A. Landasan Teoretis
1. Pembelajaran Bahasa Indonesia
Fungsi utama bahasa adalah sebagai alat komunikasi, sedangkan hakikat belajar bahasa adalah belajar berkomunikasi. Oleh karena itu, pembelajaran bahasa Indonesia diarahkan untuk meningkatkan kemampuan siswa dalam berkomunikasi dengan menggunakan bahasa Indonesia, baik secara lisan maupun tertulis. Kemampuan berkomunikasi penting dimiliki siswa, sebab keterampilan yang baik dalam berbahasa dapat membuat komunikasi antarwarga berlangsung dengan tenteram dan damai (Depdiknas 2003:4). Pembelajaran bahasa Indonesia juga dapat dijadikan sarana pembinaan dan pengembangan bahasa Indonesia. Jalur pendidikan di sekolah merupakan jalur yang sangat efektif dan efisien. Wujud pembinaan dan pengembangan bahasa Indonesia di sekolah adalah pelaksanaan pembelajaran bahasa Indonesia.
Dalam kurikulum 2006, standar kompetensi mata pelajaran bahasa Indonesia mencakup komponen kemampuan berbahasa yang meliputi aspek-aspek mendengarkan, berbicara, membaca, dan menulis.

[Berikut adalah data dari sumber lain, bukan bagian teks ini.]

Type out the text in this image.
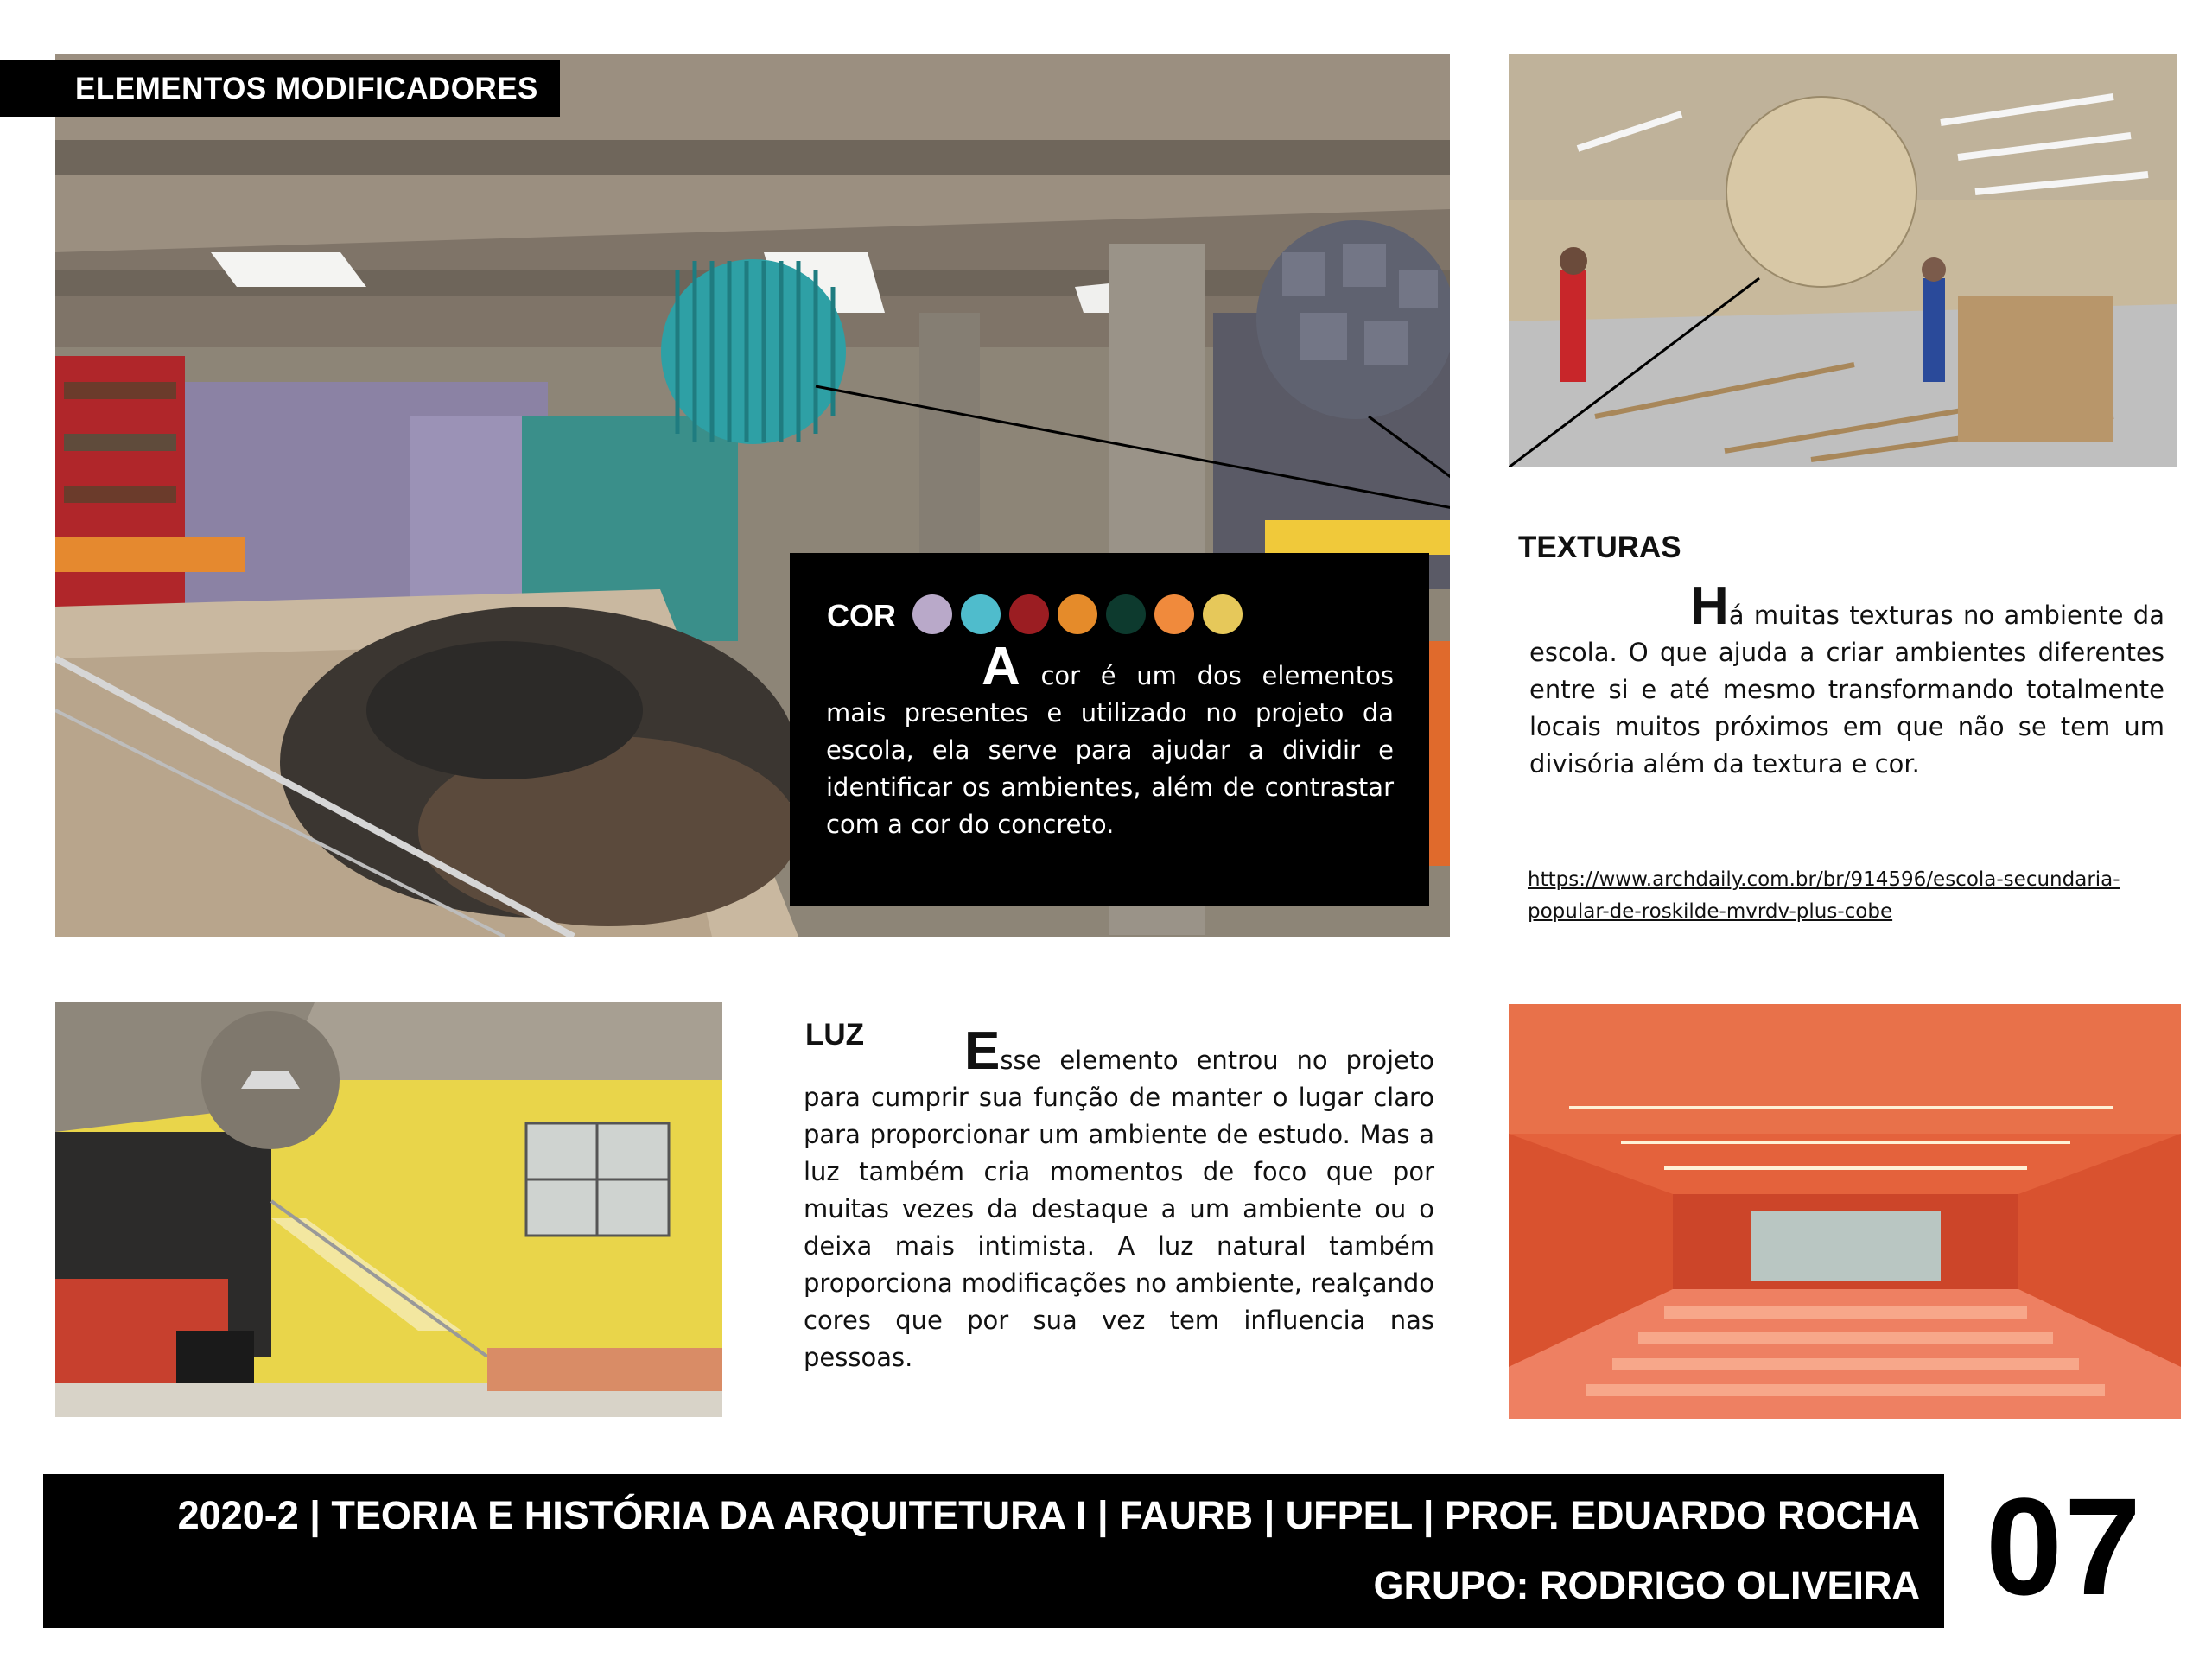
ELEMENTOS MODIFICADORES
COR
A cor é um dos elementos mais presentes e utilizado no projeto da escola, ela serve para ajudar a dividir e identificar os ambientes, além de contrastar com a cor do concreto.
TEXTURAS
Há muitas texturas no ambiente da escola. O que ajuda a criar ambientes diferentes entre si e até mesmo transformando totalmente locais muitos próximos em que não se tem um divisória além da textura e cor.
https://www.archdaily.com.br/br/914596/escola-secundaria-popular-de-roskilde-mvrdv-plus-cobe
LUZ	Esse elemento entrou no projeto para cumprir sua função de manter o lugar claro para proporcionar um ambiente de estudo. Mas a luz também cria momentos de foco que por muitas vezes da destaque a um ambiente ou o deixa mais intimista. A luz natural também proporciona modificações no ambiente, realçando cores que por sua vez tem influencia nas pessoas.
2020-2 | TEORIA E HISTÓRIA DA ARQUITETURA I | FAURB | UFPEL | PROF. EDUARDO ROCHA
GRUPO: RODRIGO OLIVEIRA 07
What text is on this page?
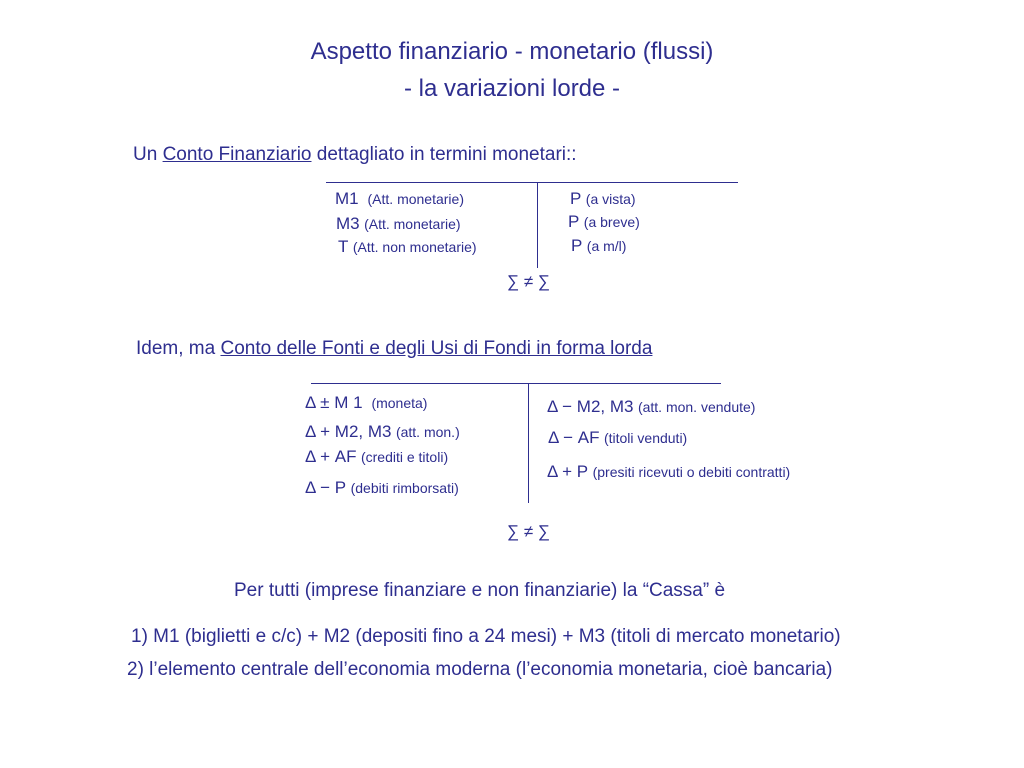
Aspetto finanziario - monetario (flussi)
- la variazioni lorde -
Un Conto Finanziario dettagliato in termini monetari::
M1 (Att. monetarie)
M3 (Att. monetarie)
T (Att. non monetarie)
P (a vista)
P (a breve)
P (a m/l)
∑ ≠ ∑
Idem, ma Conto delle Fonti e degli Usi di Fondi in forma lorda
Δ ± M 1 (moneta)
Δ + M2, M3 (att. mon.)
Δ + AF (crediti e titoli)
Δ − P (debiti rimborsati)
Δ − M2, M3 (att. mon. vendute)
Δ − AF (titoli venduti)
Δ + P (presiti ricevuti o debiti contratti)
∑ ≠ ∑
Per tutti (imprese finanziare e non finanziarie) la “Cassa” è
1) M1 (biglietti e c/c) + M2 (depositi fino a 24 mesi) + M3 (titoli di mercato monetario)
2) l’elemento centrale dell’economia moderna (l’economia monetaria, cioè bancaria)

2. Pembelajaran Keterampilan Berbicara
a. Hakikat Berbicara
Pada hakikatnya keterampilan berbicara adalah keterampilan mengucapkan bunyi-bunyi artikulasi atau kata-kata untuk mengekspresikan, menyatakan serta menyampaikan pikiran, gagasan, dan perasaan (Tarigan 1981:15). Keterampilan berbicara sangat penting dimiliki seseorang agar tidak terjadi kesalahpahaman antara penutur dan mitra tutur dalam berkomunikasi. Bentuk komunikasi lisan ini paling banyak digunakan orang dalam kehidupan sehari-hari, karena bentuk komunikasi verbal dianggap paling sempurna, efisien dan efektif (Yuniawan 2002:1). Dengan keterampilan berbicaralah pertama-tama kita memenuhi kebutuhan untuk berkomunikasi dengan lingkungan tempat kita berada (Syafi’ie 2003:33).
b. Tujuan Berbicara
Berkaitan dengan standar kompetensi mata pelajaran bahasa Indonesia, pada keterampilan berbicara bertujuan agar siswa mampu mengungkapkan pikiran, pendapat, gagasan, dan perasaan secara lisan (Depdiknas 2004:5). Sementara itu, tujuan utama dari berbicara adalah berkomunikasi. Agar dapat menyampaikan pikiran secara efektif maka seyogyalah sang pembicara memahami makna segala sesuatu yang ingin dikomunikasikan; dia harus mampu mengevaluasi efek komunikasikanya terhadap (para) pendengarnya; dan dia harus mengetahui prinsip-prinsip yang mendasari segala situasi pembicaraan, baik secara umum maupun perorangan (Tarigan 1991:15).
c. Jenis-jenis Berbicara
Kegiatan berbicara yang bersifat informal banyak dilakukan dalam kehidupan sehari-hari. Kegiatan ini dianggap perlu bagi manusia dan perlu dipelajari. Pada kurikulum pengajaran bahasa di sekolah, yakni penekanan dan penggalakan kegiatan berbicara yang bersifat informal. Kegiatan berbicara informal menurut Logan dalam Tarigan (1997: 48) antara lain tukar pengalaman, percakapan, menyampaikan berita, menyampaikan pengalaman, bertelepon, memberi petunjuk. Disamping kegiatan berbicara informal, kita temui pula kegiatan berbicara yang bersifat formal meliputi ceramah, perencanaan dan penilaian, interview, prosedur parlementer, berita. Sejalan dengan pendapat tersebut di atas berdasarkan tujuan pembicaraannya, Tarigan (1997: 49) mengklasifikasikan berbicara menjadi lima jenis yaitu; berbicara menghibur, berbicara menginformasikan, berbicara menstimulusi, berbicara meyakinkan, berbicara menggerakkan.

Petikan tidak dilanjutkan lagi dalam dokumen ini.